Emory, CDC find immune response to Ebola virus

By Holly Korschun


A group of scientists from Emory and the Centers for Disease Control and Prevention (CDC) has discovered that a mouse strain of Ebola virus adapted from a human strain, induces a strong T-cell immune response despite some scientists’ belief that the lethal effects of Ebola are due to a virus-caused suppression of the immune system.

The new information about the immune response to Ebola could be an important step in developing an effective vaccine against the disease.

Ebola is an RNA virus that causes a severe hemorrhagic fever in humans and non-human primates, beginning within a few days of infection, with mortality of 50 to 80 percent in as little as one week.

The mouse-adapted strain tested by the Emory and CDC scientists produces 100 percent mortality in mice within six-to-eight days following injection of a low dose of virus.

Using markers of T-cell activation, the scientists detected a high frequency of activated T-cells in mice beginning as early as four days after infection. In addition, they detected high levels of the cytokine interferon gamma in the spleen, liver and serum. Cytokines are proteins produced by T-cells that prevent the growth of viruses and make cells resistant to viral infection.

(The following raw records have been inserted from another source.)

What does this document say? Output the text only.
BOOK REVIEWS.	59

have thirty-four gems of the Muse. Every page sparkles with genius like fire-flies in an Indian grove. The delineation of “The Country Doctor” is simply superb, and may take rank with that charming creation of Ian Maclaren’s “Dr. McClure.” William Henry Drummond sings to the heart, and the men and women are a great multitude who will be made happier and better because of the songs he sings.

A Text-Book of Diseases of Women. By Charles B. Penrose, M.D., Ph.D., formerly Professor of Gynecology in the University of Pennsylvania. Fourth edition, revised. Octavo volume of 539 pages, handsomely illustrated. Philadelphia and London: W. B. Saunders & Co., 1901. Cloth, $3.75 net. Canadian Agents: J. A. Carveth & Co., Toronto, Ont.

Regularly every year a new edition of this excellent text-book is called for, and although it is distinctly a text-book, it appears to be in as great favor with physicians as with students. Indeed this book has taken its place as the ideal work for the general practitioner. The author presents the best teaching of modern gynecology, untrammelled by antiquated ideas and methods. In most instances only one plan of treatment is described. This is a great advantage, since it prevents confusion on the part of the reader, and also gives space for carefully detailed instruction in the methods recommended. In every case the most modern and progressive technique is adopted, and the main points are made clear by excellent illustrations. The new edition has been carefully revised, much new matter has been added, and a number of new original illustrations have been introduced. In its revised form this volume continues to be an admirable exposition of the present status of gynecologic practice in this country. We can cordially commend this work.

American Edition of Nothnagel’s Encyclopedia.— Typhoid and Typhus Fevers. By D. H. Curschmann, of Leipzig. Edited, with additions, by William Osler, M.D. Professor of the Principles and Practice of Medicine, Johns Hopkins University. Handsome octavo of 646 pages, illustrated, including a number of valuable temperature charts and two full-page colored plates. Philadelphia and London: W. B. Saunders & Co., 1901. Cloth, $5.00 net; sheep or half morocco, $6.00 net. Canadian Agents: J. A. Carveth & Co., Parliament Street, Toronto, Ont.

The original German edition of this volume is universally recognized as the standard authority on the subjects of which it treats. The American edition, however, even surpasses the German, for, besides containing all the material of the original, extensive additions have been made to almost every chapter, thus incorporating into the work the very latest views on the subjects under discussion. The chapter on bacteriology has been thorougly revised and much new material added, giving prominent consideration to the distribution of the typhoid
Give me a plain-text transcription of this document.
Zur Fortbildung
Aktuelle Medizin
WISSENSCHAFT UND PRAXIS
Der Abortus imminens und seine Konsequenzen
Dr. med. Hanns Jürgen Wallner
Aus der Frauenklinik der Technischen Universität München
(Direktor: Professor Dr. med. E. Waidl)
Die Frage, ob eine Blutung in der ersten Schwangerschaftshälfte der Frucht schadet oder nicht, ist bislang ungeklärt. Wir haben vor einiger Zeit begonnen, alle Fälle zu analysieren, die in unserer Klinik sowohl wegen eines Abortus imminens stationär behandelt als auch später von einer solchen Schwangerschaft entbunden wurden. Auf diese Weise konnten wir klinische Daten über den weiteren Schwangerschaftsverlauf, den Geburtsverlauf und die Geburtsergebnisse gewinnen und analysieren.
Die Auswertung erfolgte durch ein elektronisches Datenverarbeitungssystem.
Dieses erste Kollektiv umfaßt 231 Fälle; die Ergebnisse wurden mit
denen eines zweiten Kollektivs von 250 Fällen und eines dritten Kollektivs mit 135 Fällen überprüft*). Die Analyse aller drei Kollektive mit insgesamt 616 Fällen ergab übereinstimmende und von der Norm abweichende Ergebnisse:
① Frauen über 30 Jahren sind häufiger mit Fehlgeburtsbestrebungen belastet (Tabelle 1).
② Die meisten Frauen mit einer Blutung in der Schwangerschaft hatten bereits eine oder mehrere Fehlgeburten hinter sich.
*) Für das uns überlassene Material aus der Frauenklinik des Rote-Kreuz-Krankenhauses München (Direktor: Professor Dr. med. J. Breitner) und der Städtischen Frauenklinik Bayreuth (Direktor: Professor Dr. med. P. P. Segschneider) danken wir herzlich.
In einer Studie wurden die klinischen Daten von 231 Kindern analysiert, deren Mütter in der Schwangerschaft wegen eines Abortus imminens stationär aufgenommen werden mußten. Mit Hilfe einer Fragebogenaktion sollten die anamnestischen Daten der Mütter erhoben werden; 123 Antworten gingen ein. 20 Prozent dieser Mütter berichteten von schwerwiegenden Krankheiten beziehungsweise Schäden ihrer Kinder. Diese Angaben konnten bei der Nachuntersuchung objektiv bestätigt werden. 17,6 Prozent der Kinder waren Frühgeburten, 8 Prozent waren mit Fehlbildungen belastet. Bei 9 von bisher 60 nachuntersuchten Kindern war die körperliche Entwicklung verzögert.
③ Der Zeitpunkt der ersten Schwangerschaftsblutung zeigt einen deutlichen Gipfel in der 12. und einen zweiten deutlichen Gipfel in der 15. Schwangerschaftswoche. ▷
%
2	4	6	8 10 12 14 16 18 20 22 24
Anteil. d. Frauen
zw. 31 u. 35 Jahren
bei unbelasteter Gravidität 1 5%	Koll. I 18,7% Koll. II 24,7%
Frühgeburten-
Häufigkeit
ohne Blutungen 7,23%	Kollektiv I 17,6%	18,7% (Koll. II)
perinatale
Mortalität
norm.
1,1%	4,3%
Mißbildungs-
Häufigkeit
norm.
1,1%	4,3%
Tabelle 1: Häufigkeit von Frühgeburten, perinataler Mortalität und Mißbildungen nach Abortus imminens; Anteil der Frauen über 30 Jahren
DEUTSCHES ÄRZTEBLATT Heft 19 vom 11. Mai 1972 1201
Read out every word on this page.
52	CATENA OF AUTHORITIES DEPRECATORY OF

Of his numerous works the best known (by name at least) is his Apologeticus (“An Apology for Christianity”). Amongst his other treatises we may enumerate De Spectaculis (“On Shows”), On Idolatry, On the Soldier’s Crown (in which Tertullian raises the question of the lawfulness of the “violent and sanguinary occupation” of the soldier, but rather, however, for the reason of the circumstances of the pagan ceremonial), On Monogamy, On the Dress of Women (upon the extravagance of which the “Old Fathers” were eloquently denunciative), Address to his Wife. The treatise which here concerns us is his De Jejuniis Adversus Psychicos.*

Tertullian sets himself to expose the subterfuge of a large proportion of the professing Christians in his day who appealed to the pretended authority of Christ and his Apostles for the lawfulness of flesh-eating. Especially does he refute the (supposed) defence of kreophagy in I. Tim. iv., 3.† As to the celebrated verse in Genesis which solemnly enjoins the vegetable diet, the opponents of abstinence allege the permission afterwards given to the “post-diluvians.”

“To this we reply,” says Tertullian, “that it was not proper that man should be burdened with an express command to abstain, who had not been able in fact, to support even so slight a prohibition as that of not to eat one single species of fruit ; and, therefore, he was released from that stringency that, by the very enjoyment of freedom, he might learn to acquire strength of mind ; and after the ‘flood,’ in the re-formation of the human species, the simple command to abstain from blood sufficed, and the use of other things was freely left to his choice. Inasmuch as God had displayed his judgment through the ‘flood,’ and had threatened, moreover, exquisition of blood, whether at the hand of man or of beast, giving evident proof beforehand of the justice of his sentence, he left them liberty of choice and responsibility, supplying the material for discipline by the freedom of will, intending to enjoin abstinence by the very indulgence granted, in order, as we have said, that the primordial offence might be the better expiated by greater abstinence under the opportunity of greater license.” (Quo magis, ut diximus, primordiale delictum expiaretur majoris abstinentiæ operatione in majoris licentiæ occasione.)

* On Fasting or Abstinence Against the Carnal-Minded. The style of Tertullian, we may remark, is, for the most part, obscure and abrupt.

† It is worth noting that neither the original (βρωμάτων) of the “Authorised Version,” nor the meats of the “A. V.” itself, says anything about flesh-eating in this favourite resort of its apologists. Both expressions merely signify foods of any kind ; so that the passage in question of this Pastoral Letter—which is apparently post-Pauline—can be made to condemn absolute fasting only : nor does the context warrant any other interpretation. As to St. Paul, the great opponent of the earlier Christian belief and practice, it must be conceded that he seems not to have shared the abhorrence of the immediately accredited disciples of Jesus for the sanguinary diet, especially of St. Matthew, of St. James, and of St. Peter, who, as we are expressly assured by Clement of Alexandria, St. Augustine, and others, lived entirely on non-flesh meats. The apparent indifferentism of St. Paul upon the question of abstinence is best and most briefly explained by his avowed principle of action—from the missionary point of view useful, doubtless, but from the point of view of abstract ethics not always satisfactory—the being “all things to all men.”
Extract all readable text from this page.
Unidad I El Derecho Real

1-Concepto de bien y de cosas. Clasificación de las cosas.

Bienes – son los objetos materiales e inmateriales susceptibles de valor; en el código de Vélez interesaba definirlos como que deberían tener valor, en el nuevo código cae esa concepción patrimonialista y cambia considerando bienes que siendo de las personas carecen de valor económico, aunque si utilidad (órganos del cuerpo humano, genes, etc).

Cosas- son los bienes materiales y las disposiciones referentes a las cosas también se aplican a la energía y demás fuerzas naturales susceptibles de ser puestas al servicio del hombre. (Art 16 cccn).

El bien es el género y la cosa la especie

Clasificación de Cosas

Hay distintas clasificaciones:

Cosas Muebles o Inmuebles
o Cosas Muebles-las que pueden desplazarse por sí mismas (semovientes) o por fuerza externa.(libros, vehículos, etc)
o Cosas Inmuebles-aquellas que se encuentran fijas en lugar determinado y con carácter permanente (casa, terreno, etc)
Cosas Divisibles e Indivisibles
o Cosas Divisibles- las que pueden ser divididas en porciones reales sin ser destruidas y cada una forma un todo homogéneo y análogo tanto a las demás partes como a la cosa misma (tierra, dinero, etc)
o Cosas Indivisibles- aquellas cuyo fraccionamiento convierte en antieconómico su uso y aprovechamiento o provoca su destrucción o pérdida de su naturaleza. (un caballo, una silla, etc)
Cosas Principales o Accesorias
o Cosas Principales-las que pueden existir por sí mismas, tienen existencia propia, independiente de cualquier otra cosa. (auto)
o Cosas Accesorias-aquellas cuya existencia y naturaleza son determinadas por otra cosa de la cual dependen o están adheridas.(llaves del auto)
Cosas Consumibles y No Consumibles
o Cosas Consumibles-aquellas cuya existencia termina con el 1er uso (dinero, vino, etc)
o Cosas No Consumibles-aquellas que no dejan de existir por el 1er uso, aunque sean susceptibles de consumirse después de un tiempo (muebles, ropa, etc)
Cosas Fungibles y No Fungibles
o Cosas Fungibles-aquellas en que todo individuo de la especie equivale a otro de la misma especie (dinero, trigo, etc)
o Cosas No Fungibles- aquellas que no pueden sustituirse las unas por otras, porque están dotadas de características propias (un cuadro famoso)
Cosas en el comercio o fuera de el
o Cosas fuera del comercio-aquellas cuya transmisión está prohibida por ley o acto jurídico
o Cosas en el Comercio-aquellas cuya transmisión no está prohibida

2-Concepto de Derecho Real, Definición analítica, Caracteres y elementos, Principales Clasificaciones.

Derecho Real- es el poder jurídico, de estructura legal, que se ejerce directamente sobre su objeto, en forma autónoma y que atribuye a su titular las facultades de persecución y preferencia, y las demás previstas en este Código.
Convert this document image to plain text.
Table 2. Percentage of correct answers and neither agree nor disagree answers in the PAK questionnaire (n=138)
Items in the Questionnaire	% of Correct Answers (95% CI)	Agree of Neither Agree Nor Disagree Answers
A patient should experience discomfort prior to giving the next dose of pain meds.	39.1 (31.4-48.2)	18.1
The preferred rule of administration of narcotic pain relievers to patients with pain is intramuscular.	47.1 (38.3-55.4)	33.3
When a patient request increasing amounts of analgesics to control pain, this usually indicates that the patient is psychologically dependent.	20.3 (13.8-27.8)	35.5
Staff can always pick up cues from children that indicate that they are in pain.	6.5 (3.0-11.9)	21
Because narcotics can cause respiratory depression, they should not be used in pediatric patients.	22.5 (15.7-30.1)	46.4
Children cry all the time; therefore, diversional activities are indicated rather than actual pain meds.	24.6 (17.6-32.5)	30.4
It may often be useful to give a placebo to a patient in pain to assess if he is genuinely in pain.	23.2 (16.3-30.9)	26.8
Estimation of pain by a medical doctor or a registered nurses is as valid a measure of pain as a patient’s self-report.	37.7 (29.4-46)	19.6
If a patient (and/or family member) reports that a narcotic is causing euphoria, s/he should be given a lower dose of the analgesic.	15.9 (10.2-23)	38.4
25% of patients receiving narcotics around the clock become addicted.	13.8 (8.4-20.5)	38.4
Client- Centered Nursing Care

The researchers concluded that despite the measurable immune response, Ebola causes its severe and rapidly fatal response in mice because the virus is so lethal that it allows no time for the immune T-cells to multiply and mount an attack. The research was conducted by Manisha Gupta, a postdoctoral fellow in immunology at Emory and CDC; Rafi Ahmed, professor of microbiology and immunology and director of the Vaccine Research Center; and CDC scientists Siddhartha Mahanty and Pierre Rollin.

In additional experiments, the scientists removed all of a certain kind of T-cell from a subset of mice and did not detect interferon gamma, suggesting that the T-cells are the major source of cytokines induced by Ebola during acute infection.

Further, scientists have shown that memory T-cells, in the absence of anti-Ebola antibodies, can protect against lethal infection.

In ongoing research, the scientists are working to understand the mechanism of immune protection, which will help in the design of an Ebola vaccine.